Blog-Bud Morgan tags us with an interesting sort of meme, to wit:
It’s simple. Just list all the jobs you’ve had in your life, in order. Don’t bust your brain: no durations or details are necessary, and feel free to omit anything that you feel might tend to incriminate you. I’m just curious. And when you’re done, tag another five bloggers you’re curious about.
Famous last words: “Don’t bust your brain.” Heh. This meme is not designed for the semi-elderly or folks that are otherwise memory-challenged... and God Forbid if you should be both. Obviously. But… here goes, as best as I can remember. Unpaid positions are so indicated, in parens.
Dish-washer, vacuum cleaner operator, maker of beds, babysitter… all for a pittance of an “allowance.”
Mower of lawns, leaf-raker, snow-shoveler, car washer… same salary as above.
Paper boy.
Apricot picker.
Landscaper’s apprentice… dispenser of grass seed, wheelbarrow operator, dump truck driver.
College student.
Cook @ Mickey Dee’s.
Basic trainee.
Trade school student. (in a manner of speaking)
Kitchen help… potato peeler, dishwasher, floor mopper, aka “KP.”
Latrine cleaner.
Buffer operator, First Class.
Close-order drill specialist. (the result of many punitive hours on the drill pad)
Radar repairman.
Gofer.
Antenna climber.
Grocery bagger (part time).
Bean field weed picker and other assorted dirty agricultural jobs Americans won’t do (part time).
Tire buster (part time and the only job I’ve ever been fired from).
Radar technician.
Surveillance systems technician. (aka electronic spook enabler on the periphery of the Evil Empire)

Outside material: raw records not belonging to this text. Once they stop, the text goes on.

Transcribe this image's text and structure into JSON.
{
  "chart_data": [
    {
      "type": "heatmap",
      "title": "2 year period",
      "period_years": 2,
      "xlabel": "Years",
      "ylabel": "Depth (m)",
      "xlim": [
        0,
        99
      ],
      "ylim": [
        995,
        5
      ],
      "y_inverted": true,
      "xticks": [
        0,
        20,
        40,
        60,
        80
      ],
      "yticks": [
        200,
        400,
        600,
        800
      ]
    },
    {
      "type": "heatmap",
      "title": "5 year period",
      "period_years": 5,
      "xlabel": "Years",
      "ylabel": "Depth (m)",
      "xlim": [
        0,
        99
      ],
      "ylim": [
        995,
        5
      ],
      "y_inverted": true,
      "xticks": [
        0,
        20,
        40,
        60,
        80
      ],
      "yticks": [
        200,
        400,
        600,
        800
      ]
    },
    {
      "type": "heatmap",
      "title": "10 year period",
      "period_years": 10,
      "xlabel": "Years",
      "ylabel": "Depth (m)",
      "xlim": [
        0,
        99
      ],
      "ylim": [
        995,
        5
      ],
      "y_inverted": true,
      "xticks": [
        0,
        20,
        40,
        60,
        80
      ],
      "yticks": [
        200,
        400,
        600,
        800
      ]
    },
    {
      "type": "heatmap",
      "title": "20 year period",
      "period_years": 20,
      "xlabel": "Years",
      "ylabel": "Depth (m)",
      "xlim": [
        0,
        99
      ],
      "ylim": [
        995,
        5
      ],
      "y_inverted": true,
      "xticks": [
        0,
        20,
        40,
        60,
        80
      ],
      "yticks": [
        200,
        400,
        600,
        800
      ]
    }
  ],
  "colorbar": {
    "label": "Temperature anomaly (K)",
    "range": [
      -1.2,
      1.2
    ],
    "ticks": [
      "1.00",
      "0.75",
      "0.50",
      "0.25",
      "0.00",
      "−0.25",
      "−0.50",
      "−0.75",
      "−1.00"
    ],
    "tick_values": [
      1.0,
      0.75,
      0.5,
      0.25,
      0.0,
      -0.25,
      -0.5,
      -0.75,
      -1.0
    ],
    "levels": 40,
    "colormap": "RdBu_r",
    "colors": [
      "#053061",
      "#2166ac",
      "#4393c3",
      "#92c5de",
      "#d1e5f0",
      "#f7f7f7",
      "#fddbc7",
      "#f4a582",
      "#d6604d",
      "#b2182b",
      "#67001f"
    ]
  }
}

Motorcycle racer wannabee. (amateur, but I worked damned hard at it)
Radar technician, part deux.
Maintenance control center dispatcher.
Distributor/purveyor of herbal remedies. (part time)
Suicide prevention center counselor. (part time, volunteer)

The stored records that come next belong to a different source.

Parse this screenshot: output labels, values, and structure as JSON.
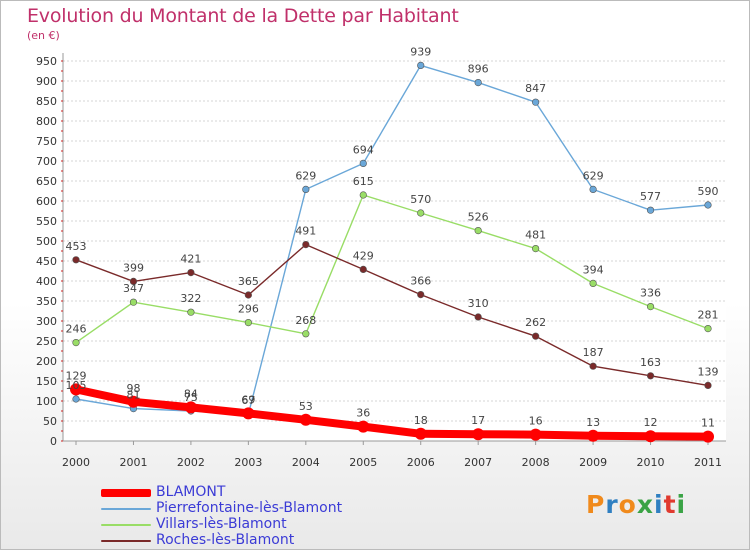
{
  "header": {
    "title": "Evolution du Montant de la Dette par Habitant",
    "subtitle": "(en €)"
  },
  "logo": {
    "text": "Proxiti",
    "colors": [
      "#f08a1c",
      "#2f7fc1",
      "#f08a1c",
      "#3aa345",
      "#2f7fc1",
      "#e03a2f",
      "#3aa345"
    ]
  },
  "chart_data": {
    "type": "line",
    "title": "Evolution du Montant de la Dette par Habitant",
    "subtitle": "(en €)",
    "xlabel": "",
    "ylabel": "",
    "x": [
      "2000",
      "2001",
      "2002",
      "2003",
      "2004",
      "2005",
      "2006",
      "2007",
      "2008",
      "2009",
      "2010",
      "2011"
    ],
    "ylim": [
      0,
      950
    ],
    "yticks": [
      0,
      50,
      100,
      150,
      200,
      250,
      300,
      350,
      400,
      450,
      500,
      550,
      600,
      650,
      700,
      750,
      800,
      850,
      900,
      950
    ],
    "grid": "horizontal dashed",
    "legend_position": "bottom-left",
    "series": [
      {
        "name": "BLAMONT",
        "color": "#ff0000",
        "thick": true,
        "values": [
          129,
          98,
          84,
          69,
          53,
          36,
          18,
          17,
          16,
          13,
          12,
          11
        ],
        "labels": [
          "129",
          "98",
          "84",
          "69",
          "53",
          "36",
          "18",
          "17",
          "16",
          "13",
          "12",
          "11"
        ]
      },
      {
        "name": "Pierrefontaine-lès-Blamont",
        "color": "#6aa7d8",
        "thick": false,
        "values": [
          105,
          81,
          75,
          67,
          629,
          694,
          939,
          896,
          847,
          629,
          577,
          590
        ],
        "labels": [
          "105",
          "81",
          "75",
          "67",
          "629",
          "694",
          "939",
          "896",
          "847",
          "629",
          "577",
          "590"
        ]
      },
      {
        "name": "Villars-lès-Blamont",
        "color": "#99dd66",
        "thick": false,
        "values": [
          246,
          347,
          322,
          296,
          268,
          615,
          570,
          526,
          481,
          394,
          336,
          281
        ],
        "labels": [
          "246",
          "347",
          "322",
          "296",
          "268",
          "615",
          "570",
          "526",
          "481",
          "394",
          "336",
          "281"
        ]
      },
      {
        "name": "Roches-lès-Blamont",
        "color": "#7a2a2a",
        "thick": false,
        "values": [
          453,
          399,
          421,
          365,
          491,
          429,
          366,
          310,
          262,
          187,
          163,
          139
        ],
        "labels": [
          "453",
          "399",
          "421",
          "365",
          "491",
          "429",
          "366",
          "310",
          "262",
          "187",
          "163",
          "139"
        ]
      }
    ]
  }
}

Surveillance systems technician, part deux.
Deejay. (volunteer, part time)
Radar technician, yet again. (These positions were many and varied, thus multiple entries)
Engineering/installations team chief (radar).
Bar back.
Brothel inspector, various locations in SE Asia.
Maintenance quality control inspector. (not at ALL related to the entry immediately above. Wait. Check that. Related, but not in the way you might think. You’d be amazed at the wide variety of fuck-ups I encountered.)
Plans and programs manager. (NCOIC).
Classified materials custodian. (Have you ever held your breath for three years straight, Gentle Reader?)
Public affairs NCO, news release writer, photographer.
Editor, “The Visiting Fireman’s Guide to the Best Pubs Around RAF Uxbridge and Vicinity.”
Researcher for the above publication.
Motorcycle safety instructor. (part time, volunteer)
Proxy parent. (volunteer)
Staff weenie.
College student, part deux. (on the VA dole)
Small scale farmer… or maybe large scale gardener. (kinda like Chance)
Telecommunications specialist.
Technical writer.
Proposal writer.
Proposal team leader/manager.
Telecommunications engineer.
Software development/service management/service reporting manager.
Lamaze coach. (At age 52… Aiiieeee!)
Vagabond, two-lane blacktop edition. Coast to coast and border to border.
Staff weenie, operations policies and procedures.
IT operations manager.
Retiree. (BEST job I’ve EVER had)
Blogger (we use the term quite loosely).
And there ya have it… a checkered career, if there ever was one.
Tag-ees? I’ll wimp out here and say “play if ya wanna.” But I’d be VERY curious to see lists compiled by Lou, Jay, Doc, Phlegmmy, and Christina (Once again: no pressure. Play if’n ya wanna.). Daphne has already been tagged by Gerard (veddy eeen-ter-ess-teeng, his list) and I hope she plays.